= Art Hains =

American broadcaster

Art Hains is a retired American sports broadcaster in Springfield, Missouri, who served as voice of the Missouri State Bears for over 40 years. His voice was also heard on the Kansas City Chiefs Radio Network.

He grew up in Marshall, Missouri, and started work at KMMO radio in Marshall while in high school. He graduated from Southern Methodist University (SMU) in Dallas, majoring in broadcast journalism, and worked in the SMU sports information office from 1973 to 1976. While at SMU, he was the student voice of the baseball team. After a brief return to Marshall, Hains was sports director of KGBX in Springfield from 1977–81, serving as the voice of the Southwest Missouri State Bears football and basketball teams. From 1981 to 1985, he worked on the sports staff at KRLD radio in Dallas, anchoring weekday sportscasts; hosting Dallas Cowboys pre- and post-game shows; doing play-by-play and color for SMU basketball; and serving as studio host for the Southwest Conference Football Radio Network from 1982 to 1984.

In 1985, he returned to Springfield as coordinator of athletic promotions at Southwest Missouri State, resuming his duties as voice of the Bears. From 1995 to 2008, he was sports director of Meyer Communications in Springfield, returning to the university (renamed Missouri State University in 2005) in 2008 as licensing director in the Marketing & Communications Department. From May 1, 1995, until September 2022, he hosted a daily afternoon radio show known as SportsTalk, which first aired on KWTO and later KWTO-FM when it changed to a sports radio format (the show and format moved to KBFL (AM) and KBFL-FM on July 30, 2020, after an ownership change of the group of radio stations). From 2008 to 2025, he served as studio host for the Kansas City Chiefs Radio Network in, including their Super Bowl victories in February 2020 and 2024.

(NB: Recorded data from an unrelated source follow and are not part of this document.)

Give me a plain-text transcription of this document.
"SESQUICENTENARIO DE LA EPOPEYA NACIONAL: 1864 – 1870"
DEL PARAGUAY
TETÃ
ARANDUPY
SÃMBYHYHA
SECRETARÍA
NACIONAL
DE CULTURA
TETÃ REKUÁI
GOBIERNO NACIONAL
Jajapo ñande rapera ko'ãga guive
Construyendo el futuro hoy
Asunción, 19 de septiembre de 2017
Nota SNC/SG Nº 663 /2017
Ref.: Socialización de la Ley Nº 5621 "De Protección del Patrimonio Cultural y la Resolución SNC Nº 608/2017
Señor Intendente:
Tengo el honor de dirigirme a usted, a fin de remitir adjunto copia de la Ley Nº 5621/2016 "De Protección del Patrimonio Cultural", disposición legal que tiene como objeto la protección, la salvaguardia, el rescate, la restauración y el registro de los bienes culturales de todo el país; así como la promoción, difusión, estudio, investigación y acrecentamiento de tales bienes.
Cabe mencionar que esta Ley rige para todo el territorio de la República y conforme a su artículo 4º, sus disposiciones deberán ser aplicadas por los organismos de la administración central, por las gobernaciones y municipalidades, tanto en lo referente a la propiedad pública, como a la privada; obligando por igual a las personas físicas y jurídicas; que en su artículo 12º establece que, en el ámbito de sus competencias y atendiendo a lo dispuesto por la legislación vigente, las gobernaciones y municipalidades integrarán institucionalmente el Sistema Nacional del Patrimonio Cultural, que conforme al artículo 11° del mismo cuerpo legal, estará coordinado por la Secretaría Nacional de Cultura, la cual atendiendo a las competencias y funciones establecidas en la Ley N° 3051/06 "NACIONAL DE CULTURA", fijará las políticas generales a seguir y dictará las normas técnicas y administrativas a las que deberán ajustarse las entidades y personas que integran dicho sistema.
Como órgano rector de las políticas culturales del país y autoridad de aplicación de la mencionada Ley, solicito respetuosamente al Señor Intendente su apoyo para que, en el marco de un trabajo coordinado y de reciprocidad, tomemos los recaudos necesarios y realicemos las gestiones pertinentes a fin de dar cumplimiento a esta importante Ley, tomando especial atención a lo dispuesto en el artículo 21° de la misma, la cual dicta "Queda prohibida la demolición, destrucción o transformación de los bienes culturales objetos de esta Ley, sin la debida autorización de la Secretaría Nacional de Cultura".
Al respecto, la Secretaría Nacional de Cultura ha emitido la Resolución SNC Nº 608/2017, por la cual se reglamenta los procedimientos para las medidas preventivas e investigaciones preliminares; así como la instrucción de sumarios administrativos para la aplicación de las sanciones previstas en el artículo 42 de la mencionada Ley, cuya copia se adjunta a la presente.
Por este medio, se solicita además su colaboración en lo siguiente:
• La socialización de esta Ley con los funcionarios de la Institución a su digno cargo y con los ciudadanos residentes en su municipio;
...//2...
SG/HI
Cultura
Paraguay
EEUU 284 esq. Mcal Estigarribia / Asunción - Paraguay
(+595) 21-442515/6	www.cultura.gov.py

In September 2022, he contracted West Nile virus and was in various health facilities while recovering. He resumed his studio duties with the Chiefs in August 2023 and resumed doing Bears home broadcasts the next month. Hains retired in September 2025 after calling one final Missouri State football game.

Hains was inducted into the Springfield Area Sports Hall of Fame in 2003, the Missouri Sports Hall of Fame in 2017, and the Missouri State University Athletics Hall of Fame in 2022. In December 2023, he was given the Spirit of the Valley award by Missouri Valley Conference Commissioner Jeff Jackson.